When Georges St-Pierre commented during a UFC 154 pre-fight interview that he was not a fan of female mixed martial arts, few thought much of it. St-Pierre is a busy man and between his traditional upbringing and personal training, few would blame the UFC welterweight champion for not taking an interest in women’s MMA.
The few, of course, does not include Miesha Tate.
After St-Pierre’s comments, Tate took to her website, condemning the Canadian for his comments, and said the women of mixed martial arts “aren’t fragile little creatures” and aren’t “asking for your protection.”
It was a random, if not bizarre, post from Tate. She was thoroughly offended that one of the sport’s leading figures was not interested in watching her compete. The former Strikeforce women’s bantamweight champion had worked for years to be accepted among mixed martial arts elite, and a fighter whom she referred to as an “all-time favourite” had never taken the time to watch her fight.
Perhaps Tate was actually offended by the comments, or maybe the influence of Ronda Rousey had convinced her she needed to be more outspoken. Whatever the case, Tate’s comments seem unfounded.
Although Tate has worked hard for her spot, there are many reasons female MMA is not as popular or accepted as male MMA. The idea of women fighting is new to the mainstream culture, and is something even MMA fans have to get used to. Ask a casual sports fan at your local bar and I assure you most will not even know that women competed in MMA.
To compare the amount of male fighters in comparison to female fighters, you would find there are many more men who compete, and to argue that women’s MMA should be on the same levels in both popularity and appreciation is non-sensible.
It is important for “Cupcake” to remember that mixed martial arts is not a fully accepted sport on any level. Jaunt over to ESPN.com and you’ll see that mixed martial arts appears in the “other sports” category, just ahead of horse racing and poker. A sport with as much violence and brutality as MMA does not appeal to everyone, and there’s very little the athletes can do to change that.

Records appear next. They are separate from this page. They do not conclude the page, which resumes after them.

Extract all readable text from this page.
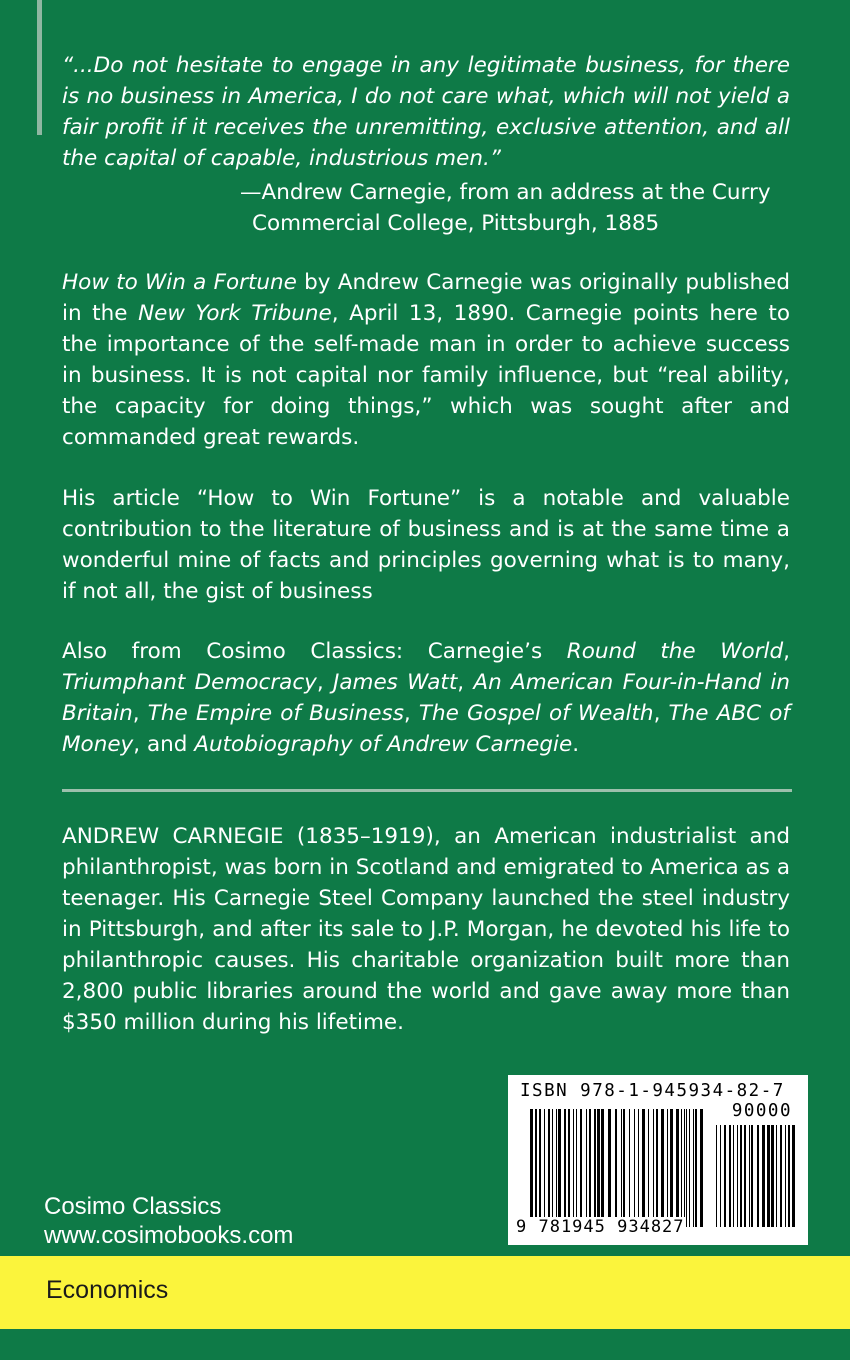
“...Do not hesitate to engage in any legitimate business, for there is no business in America, I do not care what, which will not yield a fair profit if it receives the unremitting, exclusive attention, and all the capital of capable, industrious men.”
—Andrew Carnegie, from an address at the Curry Commercial College, Pittsburgh, 1885
How to Win a Fortune by Andrew Carnegie was originally published in the New York Tribune, April 13, 1890. Carnegie points here to the importance of the self-made man in order to achieve success in business. It is not capital nor family influence, but “real ability, the capacity for doing things,” which was sought after and commanded great rewards.
His article “How to Win Fortune” is a notable and valuable contribution to the literature of business and is at the same time a wonderful mine of facts and principles governing what is to many, if not all, the gist of business
Also from Cosimo Classics: Carnegie’s Round the World, Triumphant Democracy, James Watt, An American Four-in-Hand in Britain, The Empire of Business, The Gospel of Wealth, The ABC of Money, and Autobiography of Andrew Carnegie.
ANDREW CARNEGIE (1835–1919), an American industrialist and philanthropist, was born in Scotland and emigrated to America as a teenager. His Carnegie Steel Company launched the steel industry in Pittsburgh, and after its sale to J.P. Morgan, he devoted his life to philanthropic causes. His charitable organization built more than 2,800 public libraries around the world and gave away more than $350 million during his lifetime.
Cosimo Classics
www.cosimobooks.com
ISBN 978-1-945934-82-7
90000
9 781945 934827
Economics
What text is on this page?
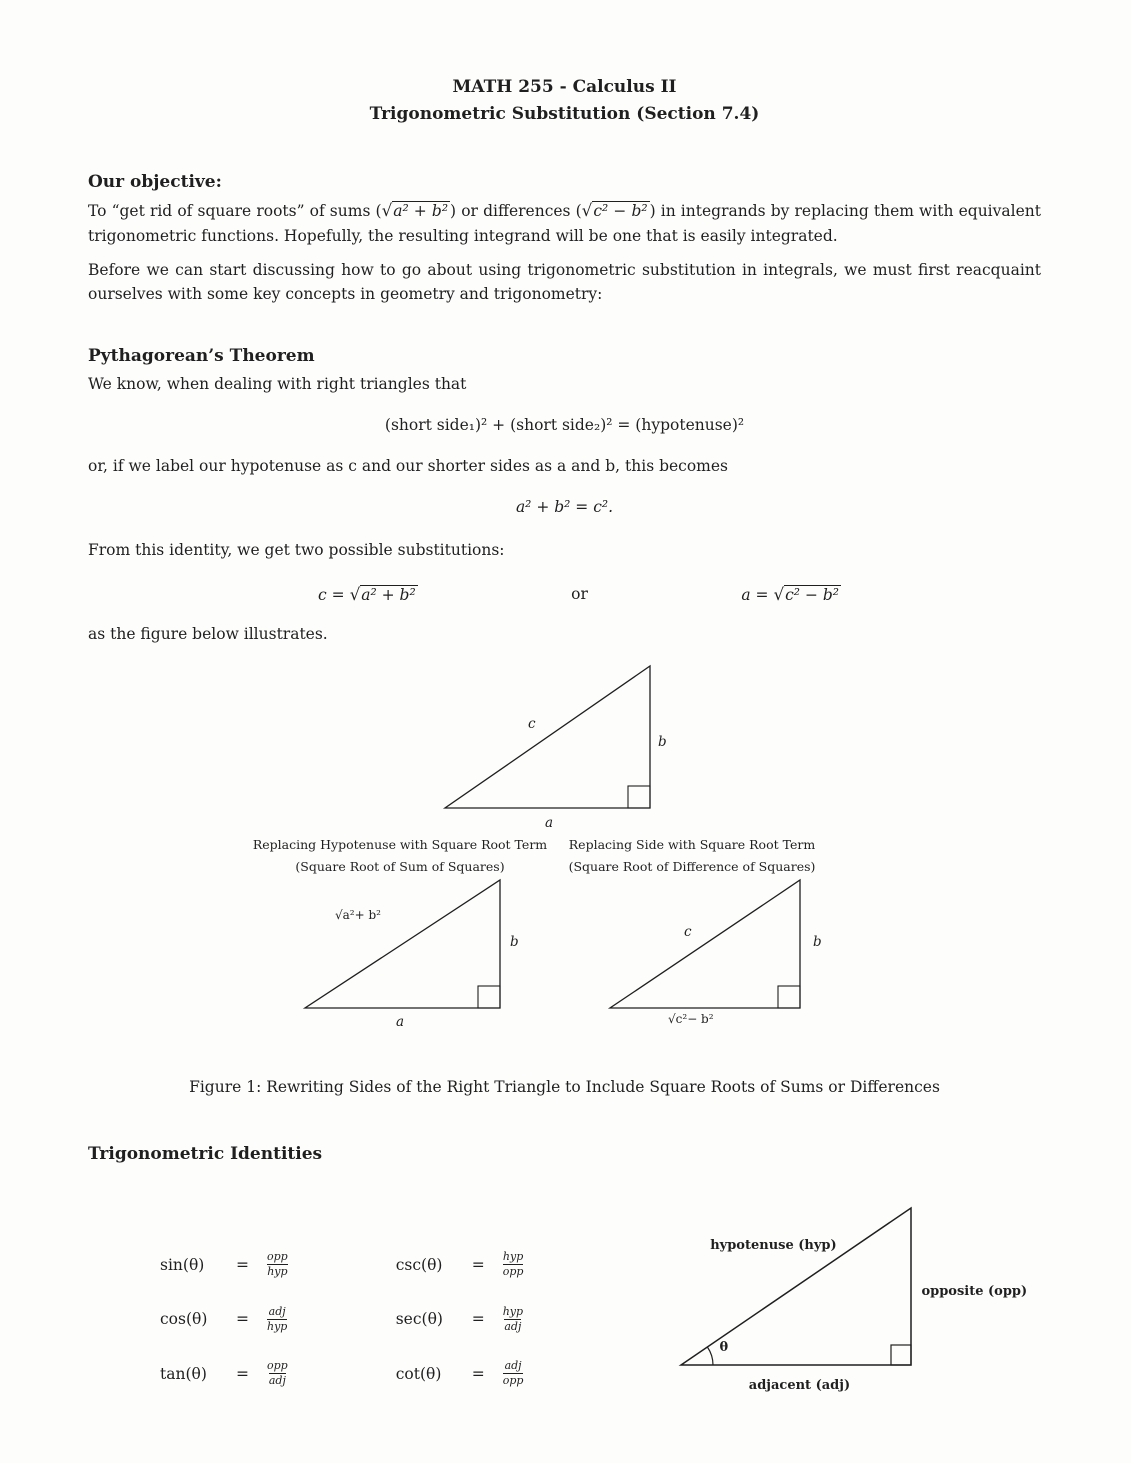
MATH 255 - Calculus II
Trigonometric Substitution (Section 7.4)
Our objective:

To “get rid of square roots” of sums (√a² + b² ) or differences (√c² − b² ) in integrands by replacing them with equivalent trigonometric functions. Hopefully, the resulting integrand will be one that is easily integrated.

Before we can start discussing how to go about using trigonometric substitution in integrals, we must first reacquaint ourselves with some key concepts in geometry and trigonometry:

Pythagorean’s Theorem

We know, when dealing with right triangles that

(short side₁)² + (short side₂)² = (hypotenuse)²

or, if we label our hypotenuse as c and our shorter sides as a and b, this becomes

a² + b² = c².

From this identity, we get two possible substitutions:

c = √a² + b²	or	a = √c² − b²

as the figure below illustrates.

c
b
a
Replacing Hypotenuse with Square Root Term
(Square Root of Sum of Squares)
Replacing Side with Square Root Term
(Square Root of Difference of Squares)
√a²+ b²
b
a
c
b
√c²− b²
Figure 1: Rewriting Sides of the Right Triangle to Include Square Roots of Sums or Differences
Trigonometric Identities
sin(θ)	= $\frac{\text{opp}}{\text{hyp}}$	csc(θ)	= $\frac{\text{hyp}}{\text{opp}}$
cos(θ)	= $\frac{\text{adj}}{\text{hyp}}$	sec(θ)	= $\frac{\text{hyp}}{\text{adj}}$
tan(θ)	= $\frac{\text{opp}}{\text{adj}}$	cot(θ)	= $\frac{\text{adj}}{\text{opp}}$
hypotenuse (hyp)
opposite (opp)
adjacent (adj)
θ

With MMA being such a niche market, it’s completely understandable and logical that female MMA would appeal to an even smaller audience. Outside of the Olympic Games and perhaps tennis, there are few well-known and recognized female athletes. This is not to say things should be like this, but the mainstream has not accepted women’s professional sports and MMA is no different.
By no means am I arguing the women of MMA are less talented or take the sport any less seriously. They have worked diligently both on their skills and promoting the sport to achieve accolades few women have matched in other professional sports.

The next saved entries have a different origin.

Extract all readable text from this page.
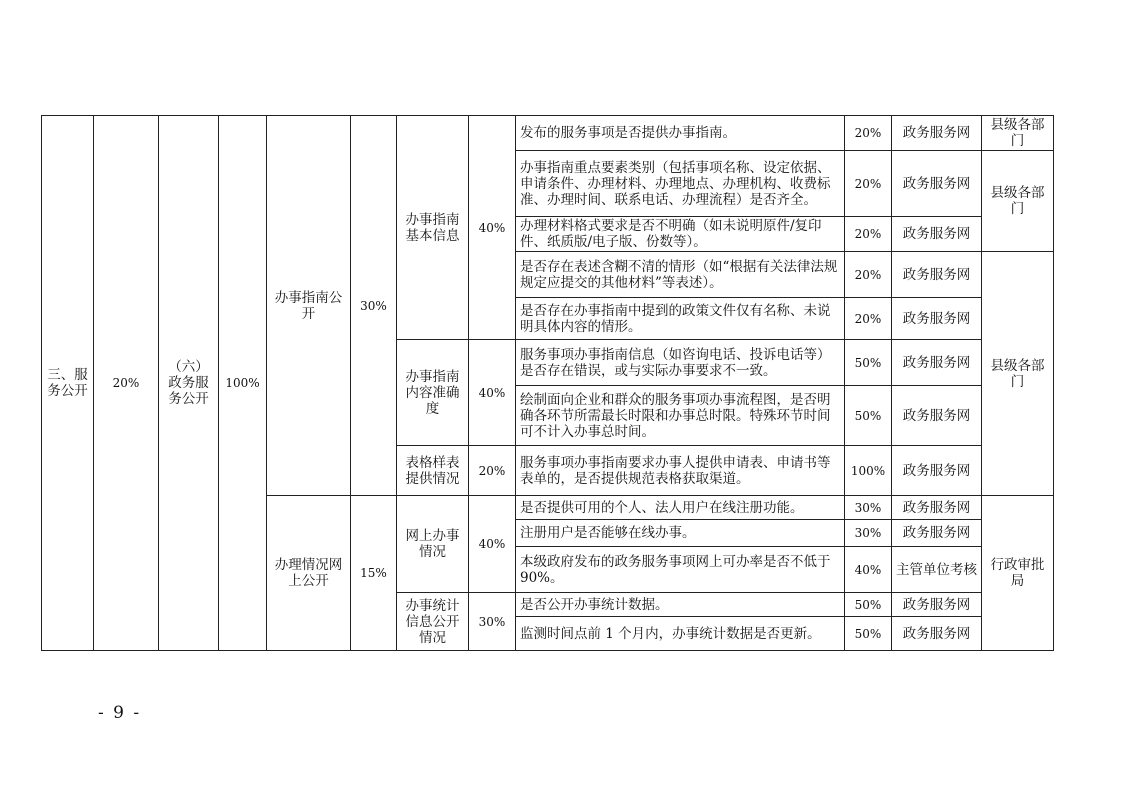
三、服务公开	20%	（六）政务服务公开	100%	办事指南公开	30%	办事指南基本信息	40%	发布的服务事项是否提供办事指南。	20%	政务服务网	县级各部门
								办事指南重点要素类别（包括事项名称、设定依据、申请条件、办理材料、办理地点、办理机构、收费标准、办理时间、联系电话、办理流程）是否齐全。	20%	政务服务网	县级各部门
								办理材料格式要求是否不明确（如未说明原件/复印件、纸质版/电子版、份数等）。	20%	政务服务网	
								是否存在表述含糊不清的情形（如“根据有关法律法规规定应提交的其他材料”等表述）。	20%	政务服务网	县级各部门
								是否存在办事指南中提到的政策文件仅有名称、未说明具体内容的情形。	20%	政务服务网	
						办事指南内容准确度	40%	服务事项办事指南信息（如咨询电话、投诉电话等）是否存在错误，或与实际办事要求不一致。	50%	政务服务网	
								绘制面向企业和群众的服务事项办事流程图，是否明确各环节所需最长时限和办事总时限。特殊环节时间可不计入办事总时间。	50%	政务服务网	
						表格样表提供情况	20%	服务事项办事指南要求办事人提供申请表、申请书等表单的，是否提供规范表格获取渠道。	100%	政务服务网	
				办理情况网上公开	15%	网上办事情况	40%	是否提供可用的个人、法人用户在线注册功能。	30%	政务服务网	行政审批局
								注册用户是否能够在线办事。	30%	政务服务网	
								本级政府发布的政务服务事项网上可办率是否不低于 90%。	40%	主管单位考核	
						办事统计信息公开情况	30%	是否公开办事统计数据。	50%	政务服务网	
								监测时间点前 1 个月内，办事统计数据是否更新。	50%	政务服务网	
- 9 -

Athletes such as Rousey and Gina Carano have been positive ambassadors for MMA and are amongst the most well-known female athletes in North America. Whether or not Rousey’s outspoken personality is good or bad for the sport may be up for debate, but there’s no denying that her brash persona and good looks are attracting attention. Her recent comments about taking part in copious amounts of sex before a fight had media talking, including TMZ where Rousey has become a regular.
Tate too sees herself as an ambassador and spokeswoman for MMA, and especially female MMA. It’s critical for her to understand mixed martial arts and particularly women’s MMA is not for everyone. Advocates of the sport have long fought to have the sport legalized and accepted by the mainstream media, and to have the women of the sport accepted on the same level will be a long and strenuous battle.